Pregnancy changes your body in beautiful, challenging ways. My prenatal yoga sessions are designed to ease back pain, improve circulation, and help you feel stronger, all from the comfort of your home.

The Butterfly Pose, or Baddha Konasana, is one of my favorites, especially for expecting moms. It’s a wonderful stretch for the inner thighs and helps improve blood circulation. Consistent practice can be very helpful in preparing the body for childbirth.

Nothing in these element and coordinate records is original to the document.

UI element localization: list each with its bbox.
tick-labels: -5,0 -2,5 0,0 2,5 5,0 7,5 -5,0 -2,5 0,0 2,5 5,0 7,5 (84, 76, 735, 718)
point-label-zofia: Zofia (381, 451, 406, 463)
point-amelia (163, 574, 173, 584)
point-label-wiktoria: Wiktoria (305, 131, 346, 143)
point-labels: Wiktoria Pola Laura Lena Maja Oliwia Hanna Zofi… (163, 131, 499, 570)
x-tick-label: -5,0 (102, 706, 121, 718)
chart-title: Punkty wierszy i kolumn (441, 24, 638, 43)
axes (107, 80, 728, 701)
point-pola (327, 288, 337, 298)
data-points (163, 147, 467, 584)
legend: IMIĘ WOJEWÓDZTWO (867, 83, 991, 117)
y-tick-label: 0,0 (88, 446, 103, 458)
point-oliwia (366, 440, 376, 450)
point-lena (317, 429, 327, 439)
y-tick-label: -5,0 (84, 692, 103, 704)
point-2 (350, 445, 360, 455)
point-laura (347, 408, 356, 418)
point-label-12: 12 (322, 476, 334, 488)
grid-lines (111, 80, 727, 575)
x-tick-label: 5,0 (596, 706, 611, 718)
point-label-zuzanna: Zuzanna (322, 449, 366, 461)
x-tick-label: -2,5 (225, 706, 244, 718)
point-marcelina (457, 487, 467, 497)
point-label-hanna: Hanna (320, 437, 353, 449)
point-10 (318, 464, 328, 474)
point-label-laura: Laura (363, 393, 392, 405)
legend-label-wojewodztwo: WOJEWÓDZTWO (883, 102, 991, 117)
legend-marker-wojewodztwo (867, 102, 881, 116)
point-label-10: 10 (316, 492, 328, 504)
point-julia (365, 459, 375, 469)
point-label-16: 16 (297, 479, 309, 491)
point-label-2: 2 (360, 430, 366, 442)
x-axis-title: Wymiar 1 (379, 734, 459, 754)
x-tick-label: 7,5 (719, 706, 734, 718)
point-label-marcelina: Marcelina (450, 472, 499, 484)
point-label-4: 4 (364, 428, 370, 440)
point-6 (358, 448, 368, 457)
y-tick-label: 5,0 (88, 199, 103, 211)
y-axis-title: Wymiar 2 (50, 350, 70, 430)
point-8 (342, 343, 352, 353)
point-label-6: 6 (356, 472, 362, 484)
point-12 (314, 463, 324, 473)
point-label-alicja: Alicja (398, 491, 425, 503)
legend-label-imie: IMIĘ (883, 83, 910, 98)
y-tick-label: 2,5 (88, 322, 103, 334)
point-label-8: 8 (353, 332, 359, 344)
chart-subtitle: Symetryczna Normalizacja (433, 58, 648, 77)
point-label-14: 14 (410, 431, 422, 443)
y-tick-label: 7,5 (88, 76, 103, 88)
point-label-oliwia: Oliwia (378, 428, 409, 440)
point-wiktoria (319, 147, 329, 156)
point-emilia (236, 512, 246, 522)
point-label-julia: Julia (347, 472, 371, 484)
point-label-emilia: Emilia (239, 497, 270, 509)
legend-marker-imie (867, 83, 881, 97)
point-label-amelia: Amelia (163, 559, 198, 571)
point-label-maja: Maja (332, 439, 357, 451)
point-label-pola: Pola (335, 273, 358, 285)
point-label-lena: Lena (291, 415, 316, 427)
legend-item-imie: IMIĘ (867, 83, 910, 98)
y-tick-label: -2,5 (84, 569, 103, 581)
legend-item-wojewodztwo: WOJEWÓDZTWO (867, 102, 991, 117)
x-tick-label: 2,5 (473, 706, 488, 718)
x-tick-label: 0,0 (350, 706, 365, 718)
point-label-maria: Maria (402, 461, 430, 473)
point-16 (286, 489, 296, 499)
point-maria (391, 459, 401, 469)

This is the full expression of Baddha Konasana, or the Bound Angle Pose, with a deep forward bend. It provides an intense stretch for the inner thighs and back, promoting relaxation and flexibility in the pelvic region.

Here is a variation of the Bound Angle Pose where I am bringing my feet closer to my face. This deep stretch is something we can work towards over time to increase hip flexibility.

And here is my goofy side. Yoga is also about having fun and not taking yourself too seriously. This pose is all about joy and playfulness on the mat.

About Prenatal Yoga & Women's Wellness

Before we start any flow, I take 5 to 10 minutes for a quick 'body scan' to see how you are feeling that day. If you are dealing with swollen ankles, heartburn, or just general fatigue, I instantly adjust our movements to keep you safe and comfortable. My focus is always on gentle, trimester-safe stretches that prioritize your well-being over hitting the perfect pose.